4 Replies Latest reply on Oct 11, 2012 11:27 AM by borges

    Replication in hornetq 2.3.0 beta

    qtm

      Hi,

       

      I'm testing  replication and I have 2 servers on my localhost for this test. If I stop the live server, the back-up become lives and replication takes place. Everything as expected so far. But, when the live server restarts, the back-up (now live), after transfering the journal to the live server, kills itself. It goes down without an error with the usual shutdown message:

      INFO  [org.hornetq.core.server] HQ111004: HornetQ Server version 2.3.0.BETA1 (HornetQ sting, 122) [5d35fd3f-12a1-11e2-b231-edb2c3349cd7] stopped.

      If the live goes down again, there is no back-up available. I've attached my config files. Is there something wrong?

       

      Also, after each transfer, the old journal is still kept in a different folder. Over time, this could cause some size problems on the disk.

       

       

      Thanks

        • 1. Re: Replication in hornetq 2.3.0 beta
          qtm

          Hi,

          Is this a known issue or is just my config messed up?

          • 2. Re: Replication in hornetq 2.3.0 beta
            gaohoward

            Sounds to me like a problem. If you can reproduce it do you mind creating a Jira ?

            • 3. Re: Replication in hornetq 2.3.0 beta
              clebert.suconic

              Also, after each transfer, the old journal is still kept in a different folder. Over time, this could cause some size problems on the disk.

               

              That is by design. It requires an admin to delete the old journal in order to avoid losing data.

              Maybe we could/should add an Info asking to verify if these files can be removed.

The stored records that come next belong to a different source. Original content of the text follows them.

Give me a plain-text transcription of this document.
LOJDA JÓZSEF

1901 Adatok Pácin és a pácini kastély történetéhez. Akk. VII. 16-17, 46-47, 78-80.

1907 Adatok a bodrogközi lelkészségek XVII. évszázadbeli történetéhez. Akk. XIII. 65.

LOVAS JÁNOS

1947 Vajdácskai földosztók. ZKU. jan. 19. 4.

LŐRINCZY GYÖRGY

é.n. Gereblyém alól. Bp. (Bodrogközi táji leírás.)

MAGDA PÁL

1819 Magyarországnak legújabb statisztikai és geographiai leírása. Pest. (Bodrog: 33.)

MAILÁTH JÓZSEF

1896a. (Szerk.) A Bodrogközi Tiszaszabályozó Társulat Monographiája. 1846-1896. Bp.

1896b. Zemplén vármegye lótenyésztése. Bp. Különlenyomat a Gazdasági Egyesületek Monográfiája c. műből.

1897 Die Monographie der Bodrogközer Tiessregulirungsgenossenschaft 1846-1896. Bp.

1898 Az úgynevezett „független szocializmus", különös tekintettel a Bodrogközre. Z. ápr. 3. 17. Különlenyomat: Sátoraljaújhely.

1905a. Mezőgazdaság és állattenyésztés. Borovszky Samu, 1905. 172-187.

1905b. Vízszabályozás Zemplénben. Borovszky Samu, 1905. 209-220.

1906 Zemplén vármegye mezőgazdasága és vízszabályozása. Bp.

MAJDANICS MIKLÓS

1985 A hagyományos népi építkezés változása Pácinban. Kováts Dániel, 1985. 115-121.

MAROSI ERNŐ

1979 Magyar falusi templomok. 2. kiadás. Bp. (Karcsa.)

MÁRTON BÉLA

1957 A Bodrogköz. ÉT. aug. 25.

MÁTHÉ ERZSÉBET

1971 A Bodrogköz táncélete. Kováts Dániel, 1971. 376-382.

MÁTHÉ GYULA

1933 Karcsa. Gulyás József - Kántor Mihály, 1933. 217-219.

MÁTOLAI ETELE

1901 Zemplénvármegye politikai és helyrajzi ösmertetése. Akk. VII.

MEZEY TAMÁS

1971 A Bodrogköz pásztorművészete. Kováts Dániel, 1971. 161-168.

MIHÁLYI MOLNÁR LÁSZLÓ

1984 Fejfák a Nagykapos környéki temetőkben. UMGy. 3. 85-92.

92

              • 4. Re: Replication in hornetq 2.3.0 beta
                borges

                qtm wrote:

                 

                Hi,

                Is this a known issue or is just my config messed up?

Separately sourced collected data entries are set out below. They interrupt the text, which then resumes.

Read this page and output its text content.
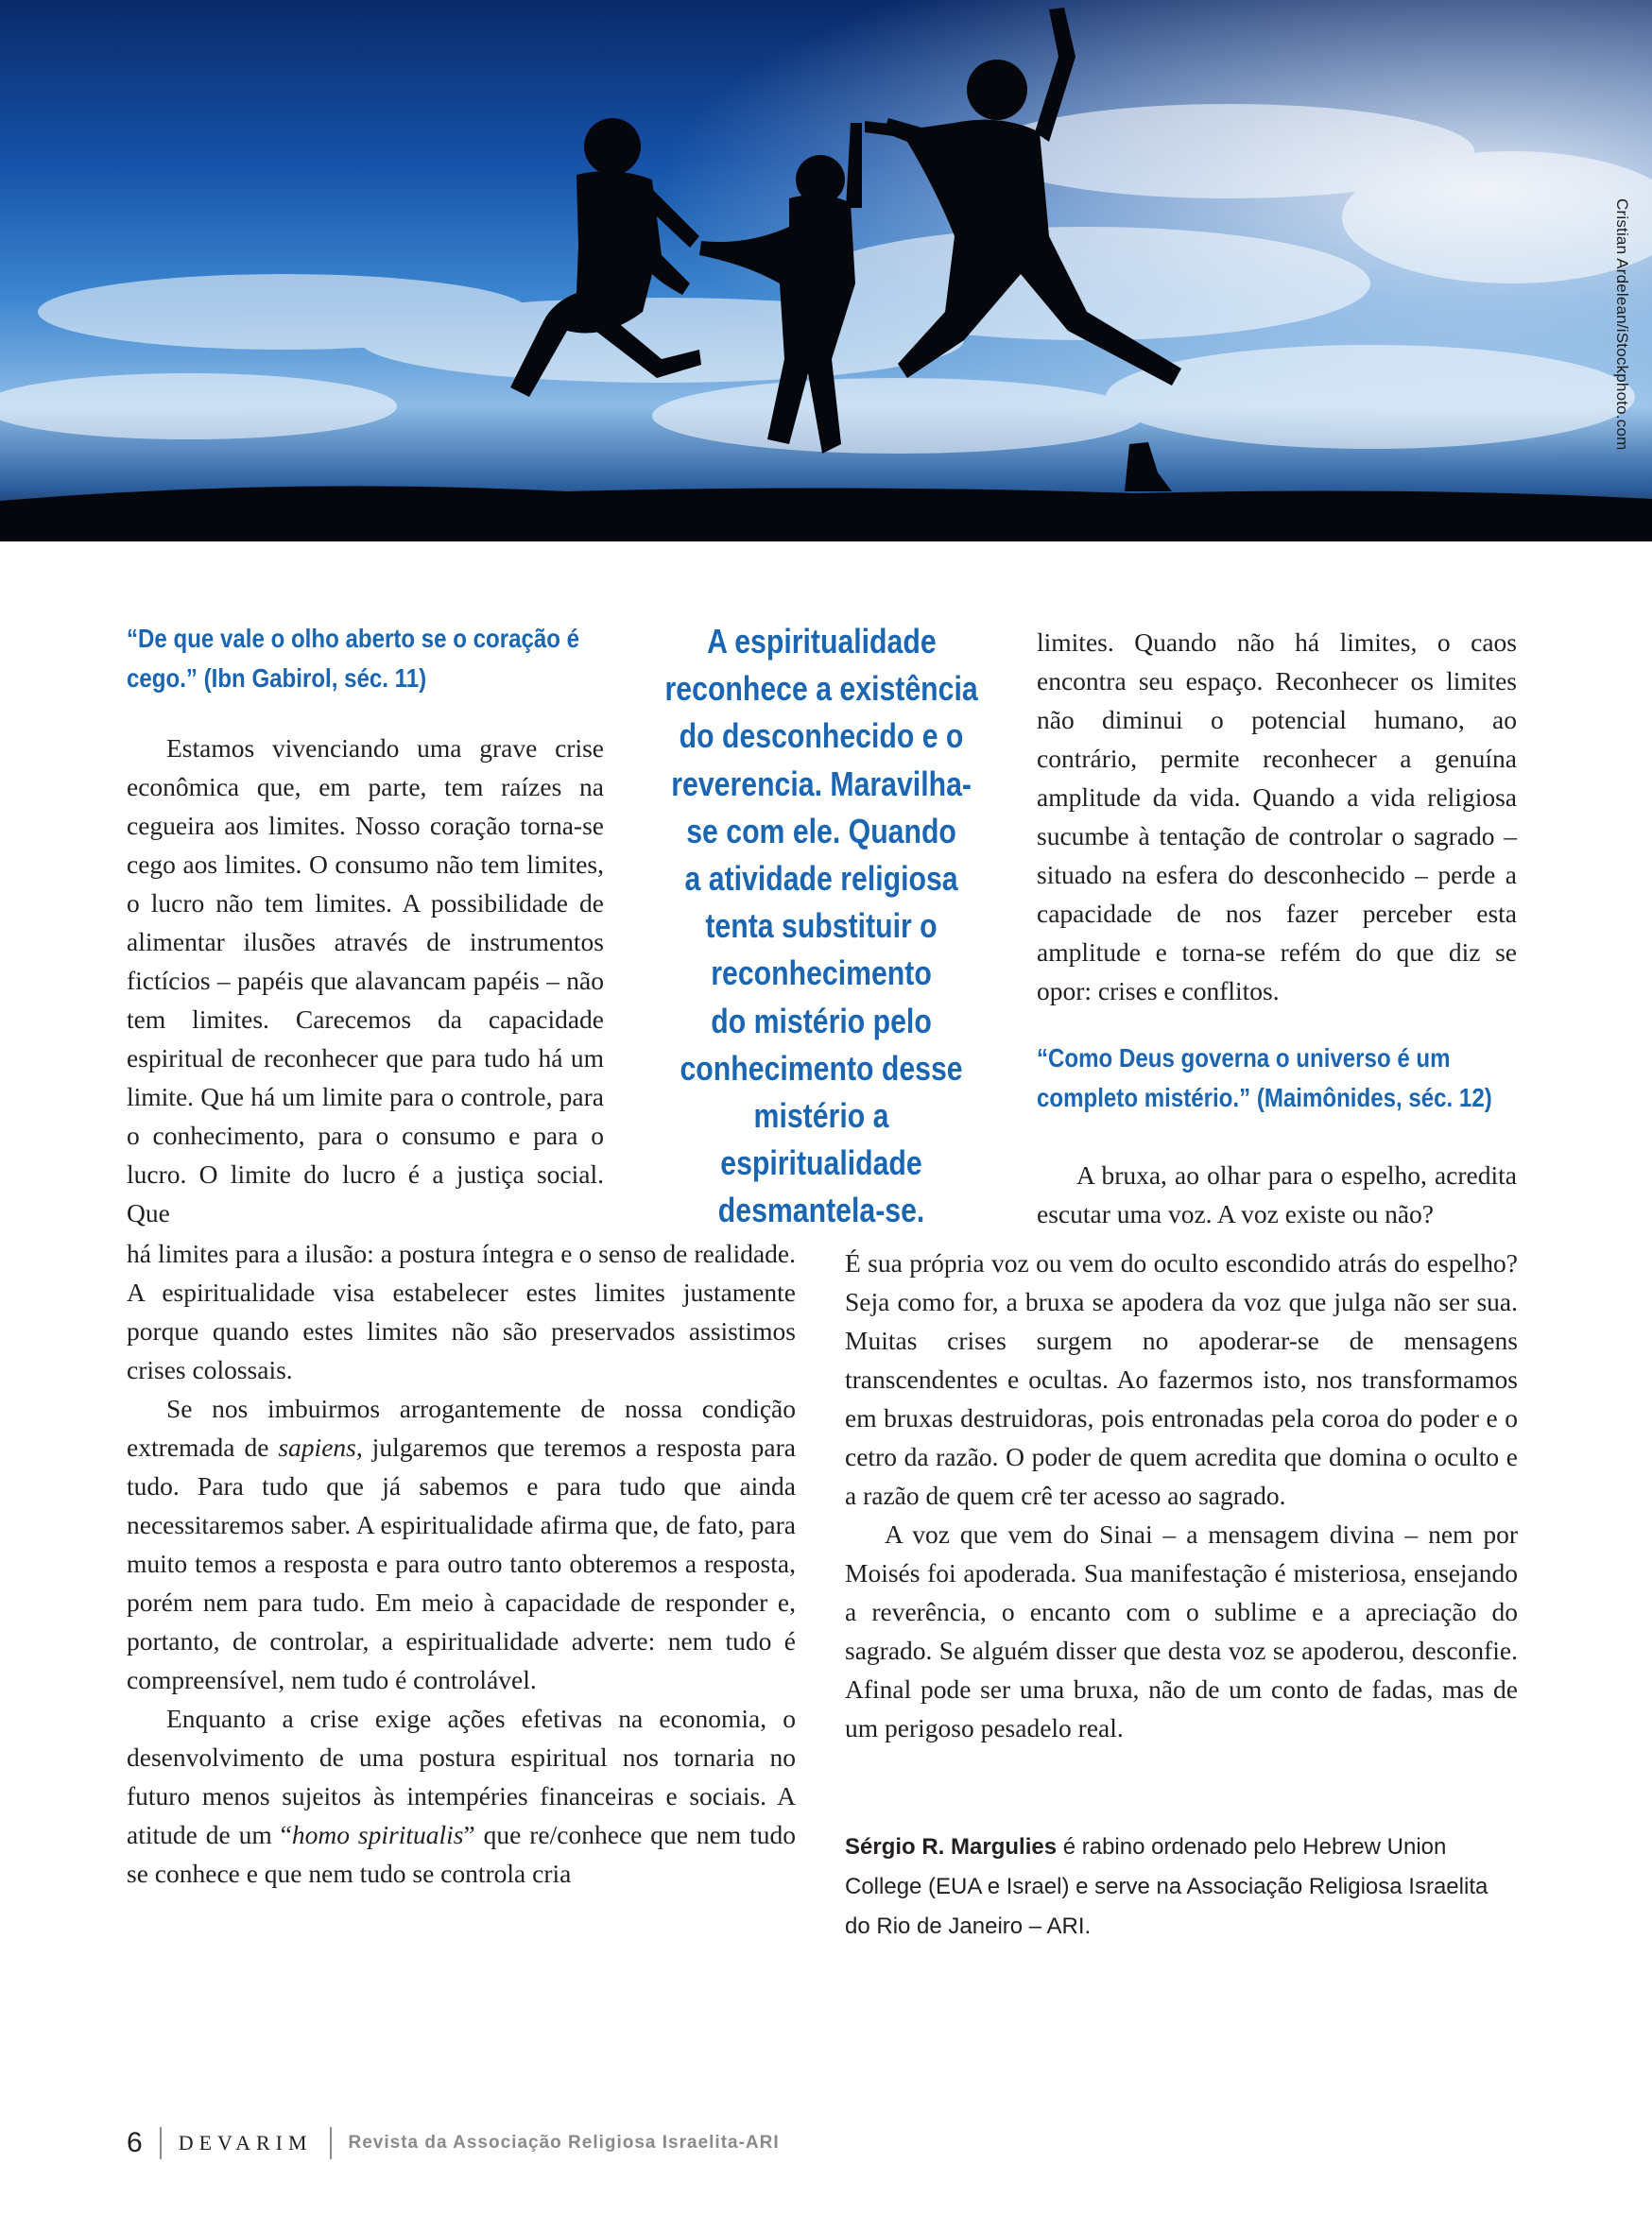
Cristian Ardelean/iStockphoto.com
“De que vale o olho aberto se o coração é cego.” (Ibn Gabirol, séc. 11)

Estamos vivenciando uma grave crise econômica que, em parte, tem raízes na cegueira aos limites. Nosso coração torna-se cego aos limites. O consumo não tem limites, o lucro não tem limites. A possibilidade de alimentar ilusões através de instrumentos fictícios – papéis que alavancam papéis – não tem limites. Carecemos da capacidade espiritual de reconhecer que para tudo há um limite. Que há um limite para o controle, para o conhecimento, para o consumo e para o lucro. O limite do lucro é a justiça social. Que

A espiritualidade
reconhece a existência
do desconhecido e o
reverencia. Maravilha-
se com ele. Quando
a atividade religiosa
tenta substituir o
reconhecimento
do mistério pelo
conhecimento desse
mistério a espiritualidade
desmantela-se.

há limites para a ilusão: a postura íntegra e o senso de realidade. A espiritualidade visa estabelecer estes limites justamente porque quando estes limites não são preservados assistimos crises colossais.

Se nos imbuirmos arrogantemente de nossa condição extremada de sapiens, julgaremos que teremos a resposta para tudo. Para tudo que já sabemos e para tudo que ainda necessitaremos saber. A espiritualidade afirma que, de fato, para muito temos a resposta e para outro tanto obteremos a resposta, porém nem para tudo. Em meio à capacidade de responder e, portanto, de controlar, a espiritualidade adverte: nem tudo é compreensível, nem tudo é controlável.

Enquanto a crise exige ações efetivas na economia, o desenvolvimento de uma postura espiritual nos tornaria no futuro menos sujeitos às intempéries financeiras e sociais. A atitude de um “homo spiritualis” que re/conhece que nem tudo se conhece e que nem tudo se controla cria

limites. Quando não há limites, o caos encontra seu espaço. Reconhecer os limites não diminui o potencial humano, ao contrário, permite reconhecer a genuína amplitude da vida. Quando a vida religiosa sucumbe à tentação de controlar o sagrado – situado na esfera do desconhecido – perde a capacidade de nos fazer perceber esta amplitude e torna-se refém do que diz se opor: crises e conflitos.

“Como Deus governa o universo é um completo mistério.” (Maimônides, séc. 12)

A bruxa, ao olhar para o espelho, acredita escutar uma voz. A voz existe ou não?

É sua própria voz ou vem do oculto escondido atrás do espelho? Seja como for, a bruxa se apodera da voz que julga não ser sua. Muitas crises surgem no apoderar-se de mensagens transcendentes e ocultas. Ao fazermos isto, nos transformamos em bruxas destruidoras, pois entronadas pela coroa do poder e o cetro da razão. O poder de quem acredita que domina o oculto e a razão de quem crê ter acesso ao sagrado.

A voz que vem do Sinai – a mensagem divina – nem por Moisés foi apoderada. Sua manifestação é misteriosa, ensejando a reverência, o encanto com o sublime e a apreciação do sagrado. Se alguém disser que desta voz se apoderou, desconfie. Afinal pode ser uma bruxa, não de um conto de fadas, mas de um perigoso pesadelo real.

Sérgio R. Margulies é rabino ordenado pelo Hebrew Union College (EUA e Israel) e serve na Associação Religiosa Israelita do Rio de Janeiro – ARI.
6 DEVARIM Revista da Associação Religiosa Israelita-ARI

                This is a known issue.

                 

                We haven't gotten around to add support to `revert the old-backup-now-live server to a backup after the live is manually restarted`. Ideally the two servers should switch roles withOUT having to sync any more data. The locking is a little tricky, so it hasn't been implemented.

                 

                Some comments:

                 

                • when you restart the original-live, and it kicks the original-backup from its place (we call that fail-back), for this to work you need to have allowed fail-back at the backup server. So while it might be surprising, the backup configuration is allowing it through

                            <allow-failback>true</allow-failback>

                • The replication code is new, we can't allow it to go on deleting all the local journals you have when you start a backup. I understand that you may start accumulating data that has been moved out of the way, we do log a warning, so that users are (somehow) notified of it. I really do not want to add a configuration option to delete these blindly. Users would copy configuration files around, without checking all the values, then start the wrong server and that server would delete precious data. I am much more afraid of this than of 'moved out files' accumulating and using disk space. I know this is not ideal, and I am open to suggestions about how to deal elegantly with this.